The U.S., for example, still doesn’t have a deep depository dump for all the radioactive waste from 70 years of being in the nuclear weapons business.

They tried for decades to sell Nevada on making Yucca Mountain the permanent storage site for America’s nuclear waste. They failed because no rational population wants a product that retains its chemical toxicity for millennia to be stored in their backyard.

That might have something to do with what happened at the Waste Isolation Pilot Plant in New Mexico in 2014. A drum containing radioactive plutonium and americium waste blew up deep in the mine.  Plumes of radioactive foam contaminated 35 per cent of the installation.

The radioactive waste had been packaged at the Los Alamos National Laboratory. Not the boys in shipping and receiving. The best in the business. And it still ended in catastrophe.

If the Trudeau government is doing more than virtue signalling in its most recent budget, if it is truly committed to making environmental issues top of agenda goals, there are two things that it should be leading on.

First, the government should have condemned Japan’s nuclear dump into the Pacific Ocean—as both bad practice, and dangerous precedent.

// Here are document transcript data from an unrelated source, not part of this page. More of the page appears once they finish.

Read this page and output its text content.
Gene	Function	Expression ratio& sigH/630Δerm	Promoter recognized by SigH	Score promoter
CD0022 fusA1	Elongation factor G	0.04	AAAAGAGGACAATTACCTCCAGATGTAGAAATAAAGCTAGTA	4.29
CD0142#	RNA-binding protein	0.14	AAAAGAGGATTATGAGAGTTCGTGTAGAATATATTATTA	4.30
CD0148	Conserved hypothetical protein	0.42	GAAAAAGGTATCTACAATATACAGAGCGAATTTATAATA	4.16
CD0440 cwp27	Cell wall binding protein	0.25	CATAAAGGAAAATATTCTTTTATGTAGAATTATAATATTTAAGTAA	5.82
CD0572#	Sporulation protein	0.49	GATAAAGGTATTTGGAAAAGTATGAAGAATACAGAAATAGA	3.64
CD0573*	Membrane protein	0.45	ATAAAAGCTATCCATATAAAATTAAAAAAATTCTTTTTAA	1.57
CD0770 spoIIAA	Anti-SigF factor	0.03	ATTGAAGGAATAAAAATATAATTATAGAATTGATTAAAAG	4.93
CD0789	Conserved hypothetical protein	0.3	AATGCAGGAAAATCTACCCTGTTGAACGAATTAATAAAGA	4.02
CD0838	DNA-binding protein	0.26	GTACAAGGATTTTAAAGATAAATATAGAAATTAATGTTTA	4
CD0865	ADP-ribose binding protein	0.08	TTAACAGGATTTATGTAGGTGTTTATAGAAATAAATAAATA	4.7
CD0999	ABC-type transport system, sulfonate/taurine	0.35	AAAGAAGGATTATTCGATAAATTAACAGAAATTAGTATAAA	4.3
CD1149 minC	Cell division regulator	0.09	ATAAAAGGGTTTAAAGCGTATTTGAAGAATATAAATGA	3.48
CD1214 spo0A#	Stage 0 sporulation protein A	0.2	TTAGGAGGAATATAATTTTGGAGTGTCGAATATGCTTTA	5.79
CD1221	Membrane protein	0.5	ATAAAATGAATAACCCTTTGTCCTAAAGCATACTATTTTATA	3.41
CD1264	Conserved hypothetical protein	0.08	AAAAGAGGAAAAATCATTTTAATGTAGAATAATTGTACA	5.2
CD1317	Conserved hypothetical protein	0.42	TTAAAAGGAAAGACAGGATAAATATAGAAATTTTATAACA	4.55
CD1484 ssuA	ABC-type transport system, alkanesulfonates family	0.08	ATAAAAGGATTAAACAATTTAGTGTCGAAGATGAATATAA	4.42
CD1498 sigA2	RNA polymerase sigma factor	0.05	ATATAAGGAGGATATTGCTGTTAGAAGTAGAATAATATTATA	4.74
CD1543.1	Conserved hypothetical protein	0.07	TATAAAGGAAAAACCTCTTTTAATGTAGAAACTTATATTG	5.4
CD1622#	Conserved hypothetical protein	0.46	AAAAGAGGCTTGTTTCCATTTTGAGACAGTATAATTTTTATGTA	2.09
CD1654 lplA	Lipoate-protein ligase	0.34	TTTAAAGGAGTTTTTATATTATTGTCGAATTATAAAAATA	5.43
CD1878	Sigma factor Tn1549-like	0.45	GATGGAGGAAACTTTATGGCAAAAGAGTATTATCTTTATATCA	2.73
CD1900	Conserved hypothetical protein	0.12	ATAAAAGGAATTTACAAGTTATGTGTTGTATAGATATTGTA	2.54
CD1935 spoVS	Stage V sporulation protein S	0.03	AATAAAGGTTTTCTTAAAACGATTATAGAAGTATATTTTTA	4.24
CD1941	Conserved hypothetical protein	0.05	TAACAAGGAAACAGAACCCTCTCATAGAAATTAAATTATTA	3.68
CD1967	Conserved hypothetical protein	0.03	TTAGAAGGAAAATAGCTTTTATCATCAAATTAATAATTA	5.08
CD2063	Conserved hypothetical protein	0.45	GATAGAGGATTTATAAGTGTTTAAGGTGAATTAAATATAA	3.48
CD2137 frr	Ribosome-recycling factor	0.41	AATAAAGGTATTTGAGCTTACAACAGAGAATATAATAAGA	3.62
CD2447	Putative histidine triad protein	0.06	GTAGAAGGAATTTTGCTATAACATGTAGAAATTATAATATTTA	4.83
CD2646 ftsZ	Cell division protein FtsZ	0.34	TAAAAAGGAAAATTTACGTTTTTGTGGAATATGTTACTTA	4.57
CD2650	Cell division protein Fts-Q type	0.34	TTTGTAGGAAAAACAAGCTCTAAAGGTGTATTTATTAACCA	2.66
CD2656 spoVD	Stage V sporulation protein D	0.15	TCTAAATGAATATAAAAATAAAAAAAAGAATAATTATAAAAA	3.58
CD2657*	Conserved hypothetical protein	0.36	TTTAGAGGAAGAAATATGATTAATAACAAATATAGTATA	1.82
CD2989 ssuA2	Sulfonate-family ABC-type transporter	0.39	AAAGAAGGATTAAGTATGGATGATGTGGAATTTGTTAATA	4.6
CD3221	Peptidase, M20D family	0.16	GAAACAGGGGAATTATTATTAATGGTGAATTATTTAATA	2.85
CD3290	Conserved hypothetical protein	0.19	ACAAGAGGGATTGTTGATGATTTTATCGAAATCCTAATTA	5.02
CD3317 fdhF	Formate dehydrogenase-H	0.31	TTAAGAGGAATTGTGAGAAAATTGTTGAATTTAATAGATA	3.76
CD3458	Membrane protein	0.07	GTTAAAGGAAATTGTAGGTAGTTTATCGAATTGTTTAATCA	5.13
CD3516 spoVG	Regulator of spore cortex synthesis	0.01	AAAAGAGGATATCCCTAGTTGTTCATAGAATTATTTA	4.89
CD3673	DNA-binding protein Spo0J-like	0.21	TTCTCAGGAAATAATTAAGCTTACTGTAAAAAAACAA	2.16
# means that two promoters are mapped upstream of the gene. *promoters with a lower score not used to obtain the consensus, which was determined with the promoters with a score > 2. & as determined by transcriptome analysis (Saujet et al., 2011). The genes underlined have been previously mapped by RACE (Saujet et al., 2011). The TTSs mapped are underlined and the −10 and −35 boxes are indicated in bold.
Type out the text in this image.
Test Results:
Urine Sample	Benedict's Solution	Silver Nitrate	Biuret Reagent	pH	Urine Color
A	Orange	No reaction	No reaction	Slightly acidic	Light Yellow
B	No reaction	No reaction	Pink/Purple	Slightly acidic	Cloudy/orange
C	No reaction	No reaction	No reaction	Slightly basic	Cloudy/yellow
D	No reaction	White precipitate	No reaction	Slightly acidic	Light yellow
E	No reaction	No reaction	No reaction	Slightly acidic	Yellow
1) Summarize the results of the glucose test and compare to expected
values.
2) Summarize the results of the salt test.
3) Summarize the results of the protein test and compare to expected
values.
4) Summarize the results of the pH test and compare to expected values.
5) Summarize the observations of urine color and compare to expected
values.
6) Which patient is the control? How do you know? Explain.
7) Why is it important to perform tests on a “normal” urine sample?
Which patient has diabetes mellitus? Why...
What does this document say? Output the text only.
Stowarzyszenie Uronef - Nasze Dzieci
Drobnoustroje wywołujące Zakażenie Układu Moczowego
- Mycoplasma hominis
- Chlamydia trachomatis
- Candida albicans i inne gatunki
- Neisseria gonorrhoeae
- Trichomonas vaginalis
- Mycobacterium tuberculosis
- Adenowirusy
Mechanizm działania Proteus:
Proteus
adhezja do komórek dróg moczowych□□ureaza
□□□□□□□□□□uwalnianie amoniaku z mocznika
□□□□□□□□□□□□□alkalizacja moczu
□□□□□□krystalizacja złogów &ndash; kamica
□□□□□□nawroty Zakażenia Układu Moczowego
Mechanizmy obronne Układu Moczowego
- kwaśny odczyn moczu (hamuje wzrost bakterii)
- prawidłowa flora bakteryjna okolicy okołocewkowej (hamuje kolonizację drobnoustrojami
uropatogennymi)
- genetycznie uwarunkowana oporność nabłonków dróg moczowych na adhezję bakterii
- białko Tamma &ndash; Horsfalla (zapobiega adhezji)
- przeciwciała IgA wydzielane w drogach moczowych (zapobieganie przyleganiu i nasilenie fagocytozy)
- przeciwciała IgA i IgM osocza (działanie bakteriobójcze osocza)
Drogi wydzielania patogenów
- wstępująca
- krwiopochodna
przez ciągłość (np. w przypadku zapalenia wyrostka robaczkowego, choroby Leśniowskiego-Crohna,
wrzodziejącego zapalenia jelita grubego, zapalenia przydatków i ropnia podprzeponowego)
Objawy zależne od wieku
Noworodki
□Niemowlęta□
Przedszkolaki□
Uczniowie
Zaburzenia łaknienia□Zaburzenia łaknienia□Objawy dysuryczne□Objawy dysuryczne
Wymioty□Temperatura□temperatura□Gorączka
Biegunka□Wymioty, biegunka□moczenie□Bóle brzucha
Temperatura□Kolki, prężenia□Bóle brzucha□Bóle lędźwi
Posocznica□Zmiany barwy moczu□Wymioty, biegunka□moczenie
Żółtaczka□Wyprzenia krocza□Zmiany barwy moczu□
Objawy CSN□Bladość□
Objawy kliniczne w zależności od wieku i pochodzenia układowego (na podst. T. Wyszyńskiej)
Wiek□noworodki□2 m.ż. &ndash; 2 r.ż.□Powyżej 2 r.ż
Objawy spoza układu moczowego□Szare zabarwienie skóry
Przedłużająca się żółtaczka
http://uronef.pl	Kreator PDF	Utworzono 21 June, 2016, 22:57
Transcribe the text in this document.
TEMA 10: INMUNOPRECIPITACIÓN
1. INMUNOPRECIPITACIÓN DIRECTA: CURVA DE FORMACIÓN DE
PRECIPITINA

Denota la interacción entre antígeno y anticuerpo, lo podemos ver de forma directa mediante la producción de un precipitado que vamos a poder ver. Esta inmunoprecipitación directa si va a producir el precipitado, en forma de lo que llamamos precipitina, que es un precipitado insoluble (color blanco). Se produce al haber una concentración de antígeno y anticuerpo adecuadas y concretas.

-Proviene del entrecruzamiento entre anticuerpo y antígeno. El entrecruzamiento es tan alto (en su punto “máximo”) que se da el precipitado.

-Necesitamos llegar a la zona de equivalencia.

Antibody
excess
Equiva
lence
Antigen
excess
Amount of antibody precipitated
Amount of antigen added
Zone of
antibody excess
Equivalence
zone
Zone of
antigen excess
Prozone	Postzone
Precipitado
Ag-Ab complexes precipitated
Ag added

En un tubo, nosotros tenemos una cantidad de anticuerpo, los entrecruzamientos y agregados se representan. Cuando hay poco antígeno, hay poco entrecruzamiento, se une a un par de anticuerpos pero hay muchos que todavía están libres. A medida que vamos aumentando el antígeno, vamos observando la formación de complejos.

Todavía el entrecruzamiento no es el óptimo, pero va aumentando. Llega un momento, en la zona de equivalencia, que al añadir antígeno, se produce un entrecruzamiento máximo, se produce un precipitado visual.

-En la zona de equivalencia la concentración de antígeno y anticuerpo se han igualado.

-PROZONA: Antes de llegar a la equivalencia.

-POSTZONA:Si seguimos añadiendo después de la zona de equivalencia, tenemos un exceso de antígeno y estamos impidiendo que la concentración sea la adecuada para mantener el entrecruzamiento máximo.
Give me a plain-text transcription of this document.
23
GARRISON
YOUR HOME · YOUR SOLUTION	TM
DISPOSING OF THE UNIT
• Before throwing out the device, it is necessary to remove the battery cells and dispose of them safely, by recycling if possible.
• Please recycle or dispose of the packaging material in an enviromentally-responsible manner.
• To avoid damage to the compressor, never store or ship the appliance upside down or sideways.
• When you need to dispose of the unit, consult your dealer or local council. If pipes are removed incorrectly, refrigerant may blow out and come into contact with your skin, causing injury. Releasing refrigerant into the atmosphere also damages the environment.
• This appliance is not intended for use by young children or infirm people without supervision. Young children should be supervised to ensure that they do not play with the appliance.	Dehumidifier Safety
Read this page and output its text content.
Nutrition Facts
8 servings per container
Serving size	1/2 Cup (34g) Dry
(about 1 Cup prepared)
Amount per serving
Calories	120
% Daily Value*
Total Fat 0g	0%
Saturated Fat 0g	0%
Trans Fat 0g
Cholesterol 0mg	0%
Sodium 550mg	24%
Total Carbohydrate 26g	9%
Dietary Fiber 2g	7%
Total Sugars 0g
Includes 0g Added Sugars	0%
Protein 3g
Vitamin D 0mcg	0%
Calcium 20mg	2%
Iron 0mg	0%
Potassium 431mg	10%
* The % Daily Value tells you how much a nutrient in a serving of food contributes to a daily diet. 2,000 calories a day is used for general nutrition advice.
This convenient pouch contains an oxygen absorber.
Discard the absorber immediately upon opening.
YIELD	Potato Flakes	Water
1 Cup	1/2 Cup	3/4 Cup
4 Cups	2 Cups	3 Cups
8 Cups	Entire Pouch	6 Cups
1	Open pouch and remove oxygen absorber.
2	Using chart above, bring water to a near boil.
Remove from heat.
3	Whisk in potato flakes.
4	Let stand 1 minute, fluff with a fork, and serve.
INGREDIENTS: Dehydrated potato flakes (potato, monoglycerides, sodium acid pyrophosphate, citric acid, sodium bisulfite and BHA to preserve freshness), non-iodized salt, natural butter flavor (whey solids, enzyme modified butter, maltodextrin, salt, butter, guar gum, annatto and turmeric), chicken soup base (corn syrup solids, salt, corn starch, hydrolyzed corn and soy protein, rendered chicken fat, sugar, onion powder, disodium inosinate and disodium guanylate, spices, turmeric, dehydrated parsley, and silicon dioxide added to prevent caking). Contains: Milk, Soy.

Second, before investing any more public money in the nuclear route to achieve net zero carbon emissions by 2050, including small modular reactors, they have to have a safe, long-term option for handling Canada’s growing heap of nuclear waste.

Having that contaminated waste stored at nuclear reactor sites in Ontario, Quebec, and New Brunswick is merely an “interim” solution. Those sites are rapidly running out of space. Besides, the dry containers that hold the nuclear waste are designed to work for fifty years. The contamination persists for 250,000 years.

Japan wants the world to come to the Tokyo Olympics in the middle of a deadly pandemic, despite its dreadful decision to dump nuclear waste into the ocean, and a COVID emergency in that country. For both of these reasons, Canada should not attend.

Who wants to spread a plague to watch someone win a hundred-yard dash? And who wants a Radioactive Earth Day somewhere down the road?

Michael Harris is an award-winning author and journalist.